A objeção de consciência constitui uma expressão da liberdade individual garantida pelo ordenamento jurídico brasileiro, especialmente a partir da Constituição Federal de 1988. Prevista no artigo 5º, inciso VIII, ela assegura ao indivíduo o direito de se eximir do cumprimento de determinadas obrigações legais quando essas entram em conflito com suas convicções religiosas, filosóficas ou morais, desde que aceite uma prestação alternativa prevista em lei. Trata-se de uma prerrogativa que busca conciliar a autoridade do Estado com a proteção da consciência individual, reforçando o pluralismo próprio das sociedades democráticas. Nesse sentido, Silva (2000) observa que a escusa de consciência representa um direito fundamental de eficácia contida, ou seja, uma norma de aplicabilidade direta e imediata que garante o direito desde logo, mas cujo alcance pode ser reduzido por lei, de modo que seu exercício fica condicionado às limitações estabelecidas pela própria ordem jurídica.

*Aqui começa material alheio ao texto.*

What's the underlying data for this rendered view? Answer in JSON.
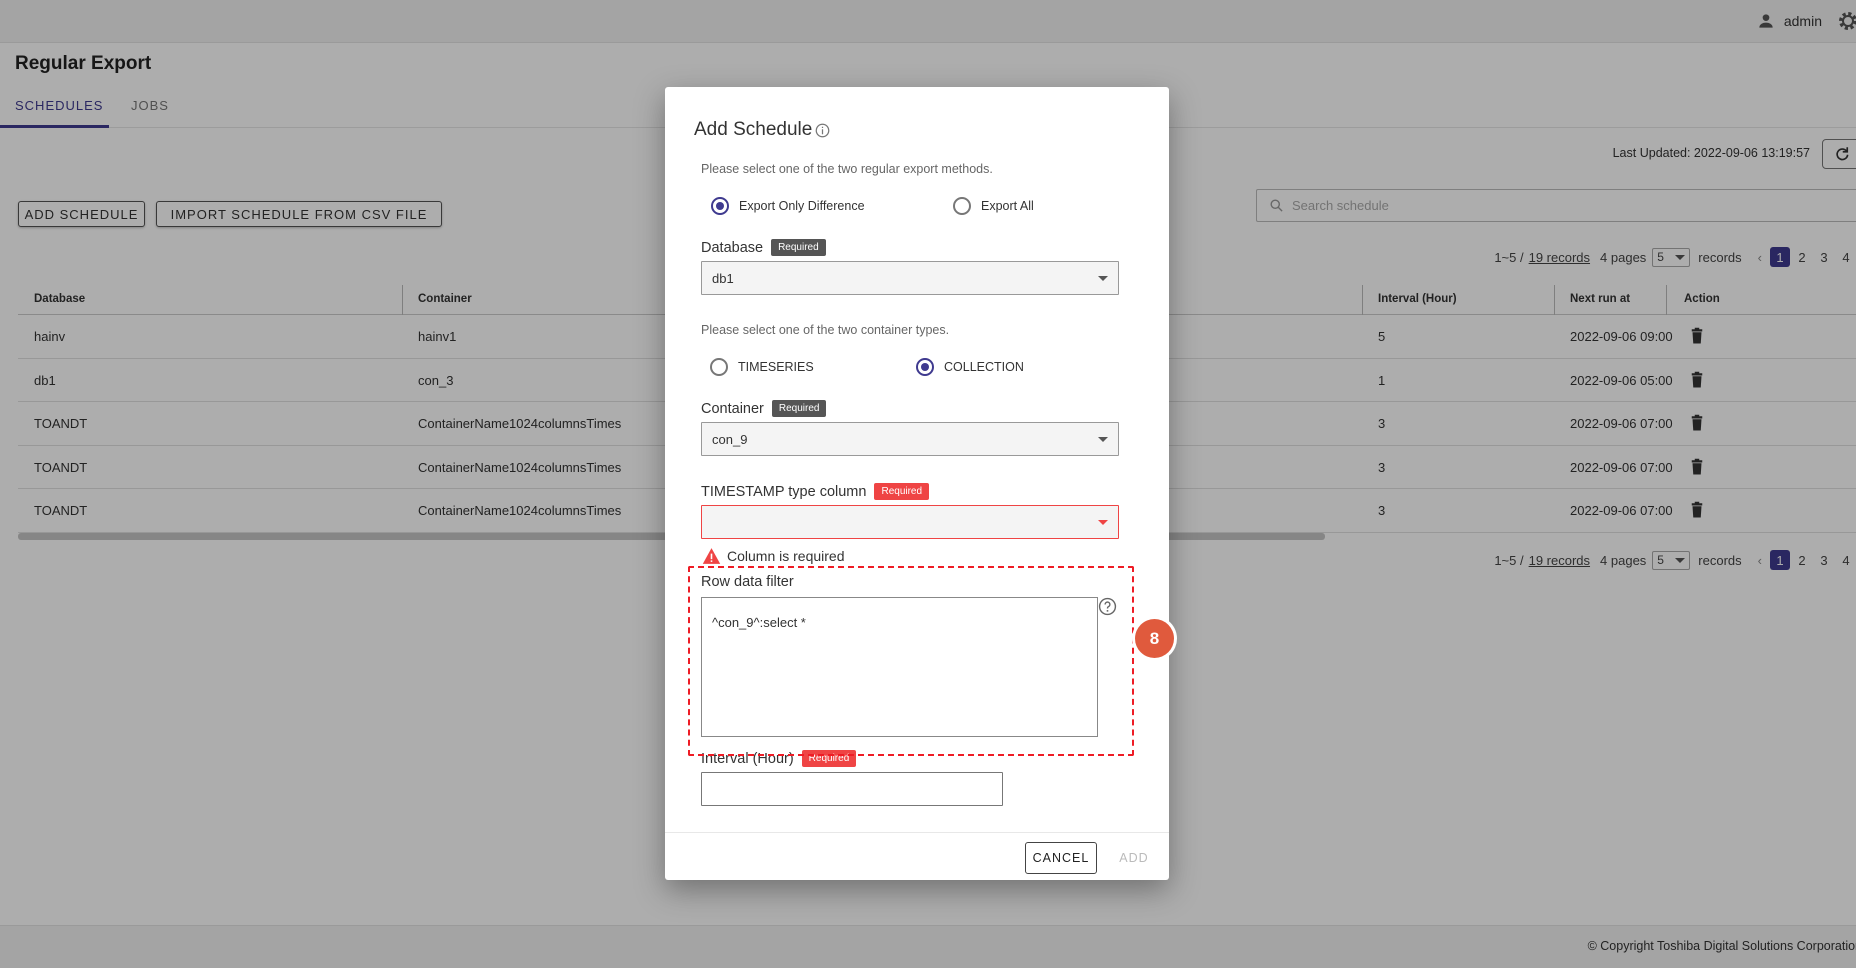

A discussão sobre esse instituto está profundamente ligada ao desenvolvimento histórico da liberdade religiosa e da autonomia individual. Como destacam Brega Filho e Alves (2013), o reconhecimento da autonomia moral do indivíduo foi decisivo para o surgimento das modernas declarações de direitos e para a posterior proteção constitucional da liberdade de consciência. Do ponto de vista conceitual, a objeção de consciência pode ser compreendida como a recusa fundamentada no imperativo moral do indivíduo em cumprir determinada obrigação jurídica. Nesse sentido, Greff e Garabini (2017) definem a objeção de consciência como uma forma de recusa individual baseada em convicções éticas, morais ou religiosas profundamente enraizadas, frequentemente invocada em situações nas quais o cumprimento da lei poderia violar a consciência do indivíduo. Entre as manifestações mais comuns desse instituto, encontra-se a chamada objeção de consciência religiosa. Nesse caso, indivíduos recusam determinadas práticas ou deveres legais por considerarem que tais exigências entram em conflito com os princípios de sua fé. A religião, como fenômeno cultural e social de longa duração, exerce influência significativa sobre a formação dos valores individuais.

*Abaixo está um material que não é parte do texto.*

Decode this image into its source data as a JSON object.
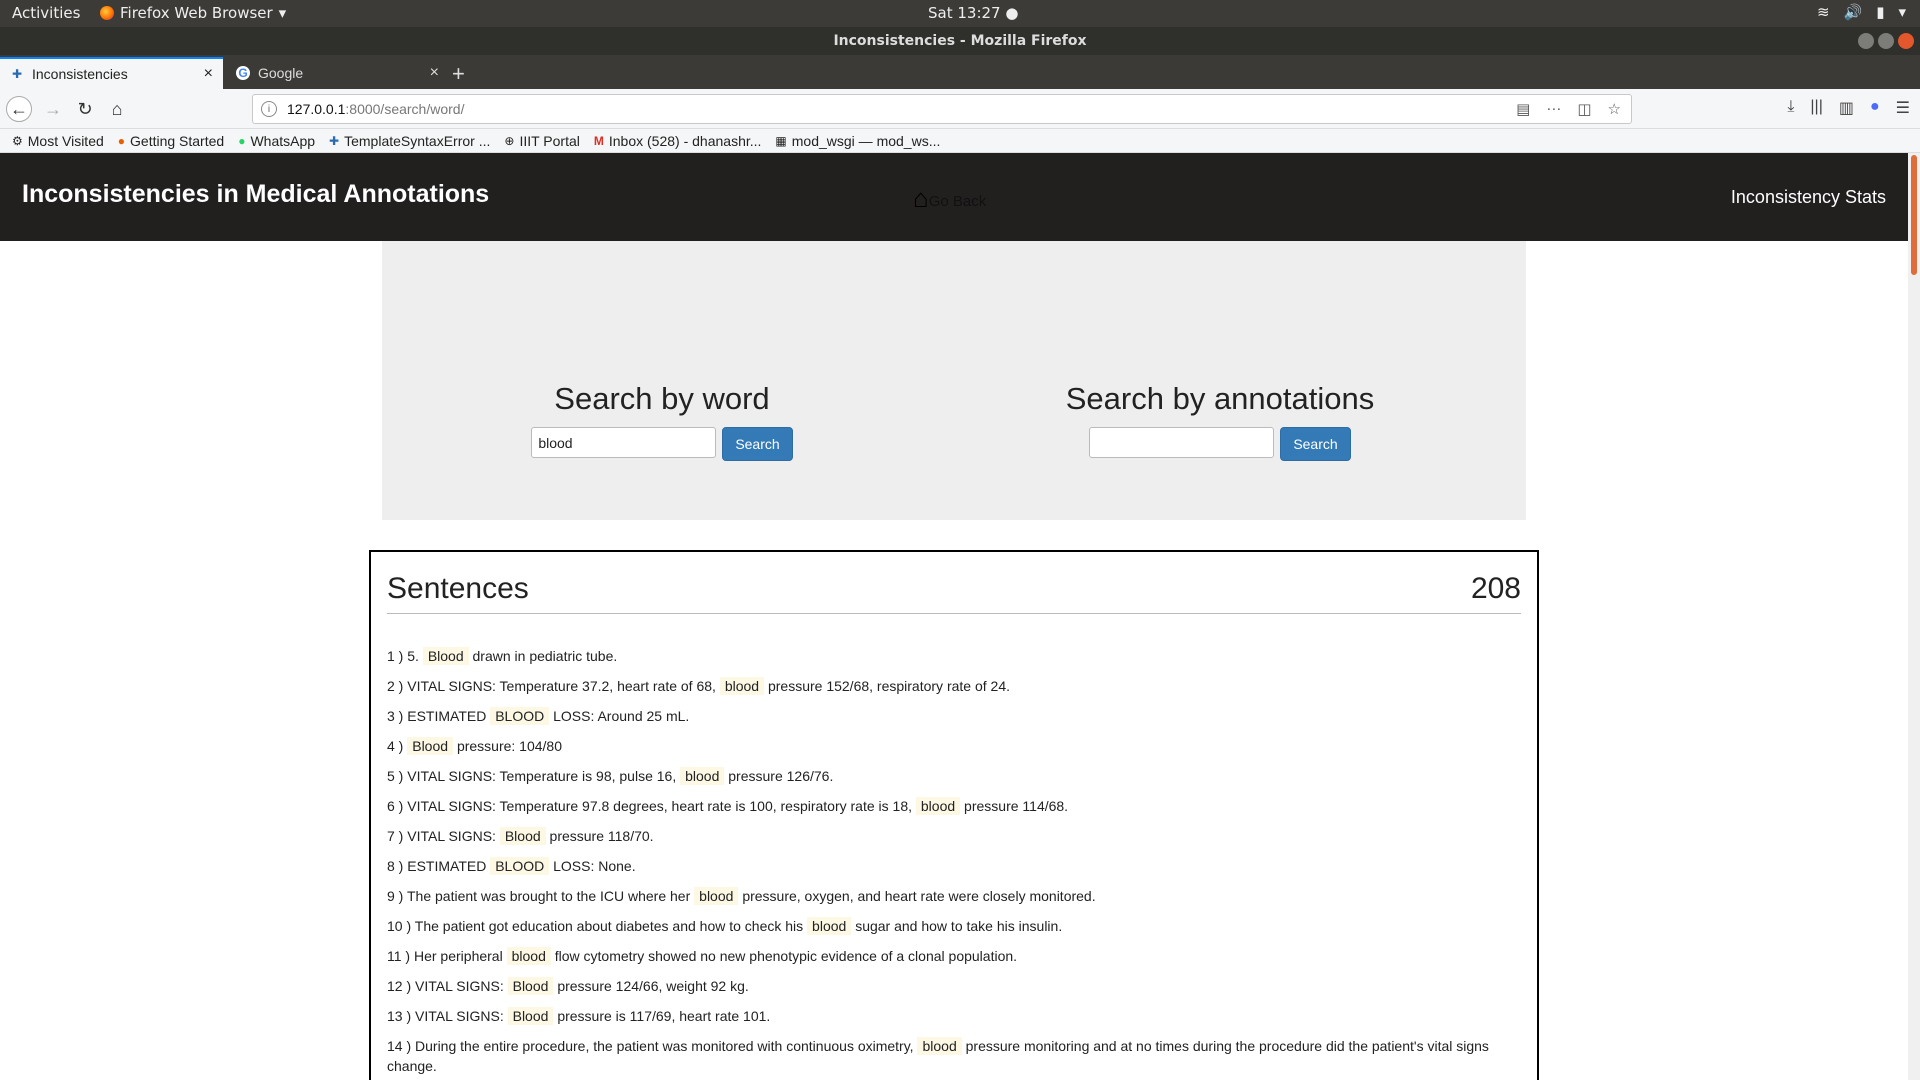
{
  "os": {
    "activities": "Activities",
    "app_menu": "Firefox Web Browser",
    "clock": "Sat 13:27 ●"
  },
  "window": {
    "title": "Inconsistencies - Mozilla Firefox"
  },
  "tabs": [
    {
      "label": "Inconsistencies",
      "active": true
    },
    {
      "label": "Google",
      "active": false
    }
  ],
  "url": {
    "host": "127.0.0.1",
    "path": ":8000/search/word/"
  },
  "bookmarks": [
    {
      "label": "Most Visited",
      "icon": "gear-icon"
    },
    {
      "label": "Getting Started",
      "icon": "firefox-icon"
    },
    {
      "label": "WhatsApp",
      "icon": "whatsapp-icon"
    },
    {
      "label": "TemplateSyntaxError ...",
      "icon": "django-icon"
    },
    {
      "label": "IIIT Portal",
      "icon": "globe-icon"
    },
    {
      "label": "Inbox (528) - dhanashr...",
      "icon": "gmail-icon"
    },
    {
      "label": "mod_wsgi — mod_ws...",
      "icon": "doc-icon"
    }
  ],
  "app": {
    "title": "Inconsistencies in Medical Annotations",
    "go_back": "Go Back",
    "stats_link": "Inconsistency Stats",
    "header_color": "#221f1f"
  },
  "search": {
    "word_heading": "Search by word",
    "word_value": "blood",
    "annot_heading": "Search by annotations",
    "annot_value": "",
    "button_label": "Search",
    "button_color": "#337ab7"
  },
  "sentences": {
    "title": "Sentences",
    "count": "208",
    "highlight_color": "#fcf8e3",
    "items": [
      {
        "num": "1 )",
        "pre": "5.",
        "hl": "Blood",
        "post": "drawn in pediatric tube."
      },
      {
        "num": "2 )",
        "pre": "VITAL SIGNS: Temperature 37.2, heart rate of 68,",
        "hl": "blood",
        "post": "pressure 152/68, respiratory rate of 24."
      },
      {
        "num": "3 )",
        "pre": "ESTIMATED",
        "hl": "BLOOD",
        "post": "LOSS: Around 25 mL."
      },
      {
        "num": "4 )",
        "pre": "",
        "hl": "Blood",
        "post": "pressure: 104/80"
      },
      {
        "num": "5 )",
        "pre": "VITAL SIGNS: Temperature is 98, pulse 16,",
        "hl": "blood",
        "post": "pressure 126/76."
      },
      {
        "num": "6 )",
        "pre": "VITAL SIGNS: Temperature 97.8 degrees, heart rate is 100, respiratory rate is 18,",
        "hl": "blood",
        "post": "pressure 114/68."
      },
      {
        "num": "7 )",
        "pre": "VITAL SIGNS:",
        "hl": "Blood",
        "post": "pressure 118/70."
      },
      {
        "num": "8 )",
        "pre": "ESTIMATED",
        "hl": "BLOOD",
        "post": "LOSS: None."
      },
      {
        "num": "9 )",
        "pre": "The patient was brought to the ICU where her",
        "hl": "blood",
        "post": "pressure, oxygen, and heart rate were closely monitored."
      },
      {
        "num": "10 )",
        "pre": "The patient got education about diabetes and how to check his",
        "hl": "blood",
        "post": "sugar and how to take his insulin."
      },
      {
        "num": "11 )",
        "pre": "Her peripheral",
        "hl": "blood",
        "post": "flow cytometry showed no new phenotypic evidence of a clonal population."
      },
      {
        "num": "12 )",
        "pre": "VITAL SIGNS:",
        "hl": "Blood",
        "post": "pressure 124/66, weight 92 kg."
      },
      {
        "num": "13 )",
        "pre": "VITAL SIGNS:",
        "hl": "Blood",
        "post": "pressure is 117/69, heart rate 101."
      },
      {
        "num": "14 )",
        "pre": "During the entire procedure, the patient was monitored with continuous oximetry,",
        "hl": "blood",
        "post": "pressure monitoring and at no times during the procedure did the patient's vital signs change."
      }
    ]
  }
}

Outro campo em que a objeção de consciência assume grande relevância é o da bioética médica. Profissionais da saúde frequentemente enfrentam dilemas morais quando determinados procedimentos entram em conflito com suas convicções pessoais. Nessas situações, a objeção pode ser invocada como forma de preservar a integridade ética do profissional. Contudo, como ressaltam Scherer e Sanches (2021), o exercício da objeção de consciência na medicina deve respeitar limites claros, especialmente quando envolve direitos fundamentais de terceiros, como o direito à vida, à saúde e à dignidade do paciente.

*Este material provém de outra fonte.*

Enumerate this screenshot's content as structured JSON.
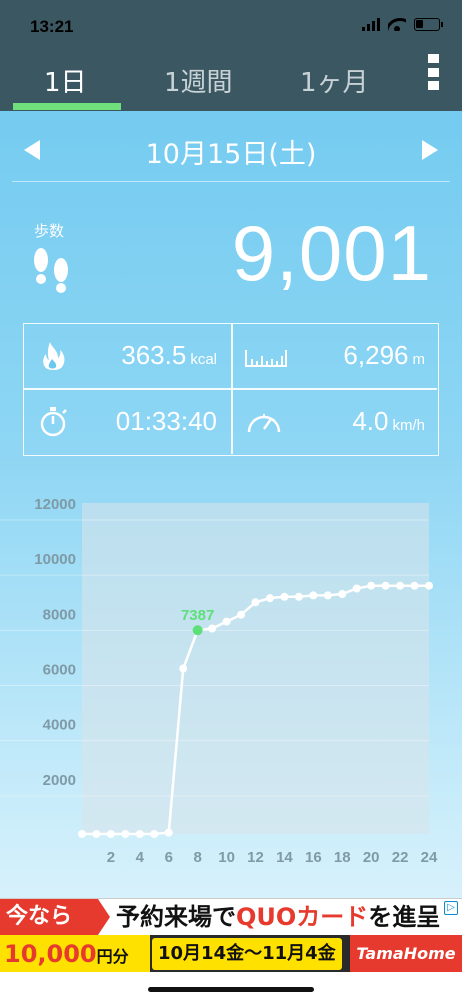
{
  "status_bar": {
    "time": "13:21"
  },
  "tabs": [
    {
      "label": "1日",
      "active": true
    },
    {
      "label": "1週間",
      "active": false
    },
    {
      "label": "1ヶ月",
      "active": false
    }
  ],
  "date_nav": {
    "date": "10月15日(土)"
  },
  "steps": {
    "label": "歩数",
    "value": "9,001"
  },
  "stats": {
    "calories": {
      "value": "363.5",
      "unit": "kcal",
      "icon": "fire-icon"
    },
    "distance": {
      "value": "6,296",
      "unit": "m",
      "icon": "ruler-icon"
    },
    "duration": {
      "value": "01:33:40",
      "icon": "stopwatch-icon"
    },
    "speed": {
      "value": "4.0",
      "unit": "km/h",
      "icon": "speedometer-icon"
    }
  },
  "chart_data": {
    "type": "line",
    "x": [
      0,
      1,
      2,
      3,
      4,
      5,
      6,
      7,
      8,
      9,
      10,
      11,
      12,
      13,
      14,
      15,
      16,
      17,
      18,
      19,
      20,
      21,
      22,
      23,
      24
    ],
    "values": [
      0,
      0,
      0,
      0,
      0,
      0,
      50,
      6000,
      7387,
      7450,
      7700,
      7950,
      8400,
      8550,
      8600,
      8600,
      8650,
      8650,
      8700,
      8900,
      9001,
      9001,
      9001,
      9001,
      9001
    ],
    "highlight": {
      "x": 8,
      "label": "7387"
    },
    "x_tick_labels": [
      "2",
      "4",
      "6",
      "8",
      "10",
      "12",
      "14",
      "16",
      "18",
      "20",
      "22",
      "24"
    ],
    "y_tick_labels": [
      "12000",
      "10000",
      "8000",
      "6000",
      "4000",
      "2000"
    ],
    "ylim": [
      0,
      12000
    ],
    "xlim": [
      0,
      24
    ],
    "grid": true,
    "colors": {
      "line": "#ffffff",
      "highlight": "#5de07a",
      "area": "#d8e4ea"
    }
  },
  "ad": {
    "tag": "今なら",
    "message_prefix": "予約来場で",
    "message_accent": "QUOカード",
    "message_suffix": "を進呈",
    "amount": "10,000",
    "amount_unit": "円分",
    "period": "10月14金〜11月4金",
    "brand": "TamaHome"
  }
}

Conforme destaca Rohling (2014) a desobediência civil pode ser compreendida como um ato público, não violento e consciente, voltado à correção de injustiças graves dentro de uma ordem democrática. A desobediência civil distingue-se da objeção de consciência principalmente por sua natureza coletiva e política. Enquanto a objeção costuma manifestar-se de maneira individual e defensiva, a desobediência civil apresenta finalidade transformadora, buscando provocar mudanças na legislação ou nas políticas públicas consideradas injustas. Diante dessas distinções, surge outra questão: a objeção de consciência poderia ser considerada uma forma de desobediência civil? A análise comparativa revela que, embora ambos os institutos tenham origem em conflitos entre a consciência moral e a autoridade da lei, suas finalidades são distintas. Enquanto a objeção busca proteger a integridade moral do indivíduo diante de uma obrigação específica, a desobediência civil pretende influenciar o sistema político e jurídico como um todo.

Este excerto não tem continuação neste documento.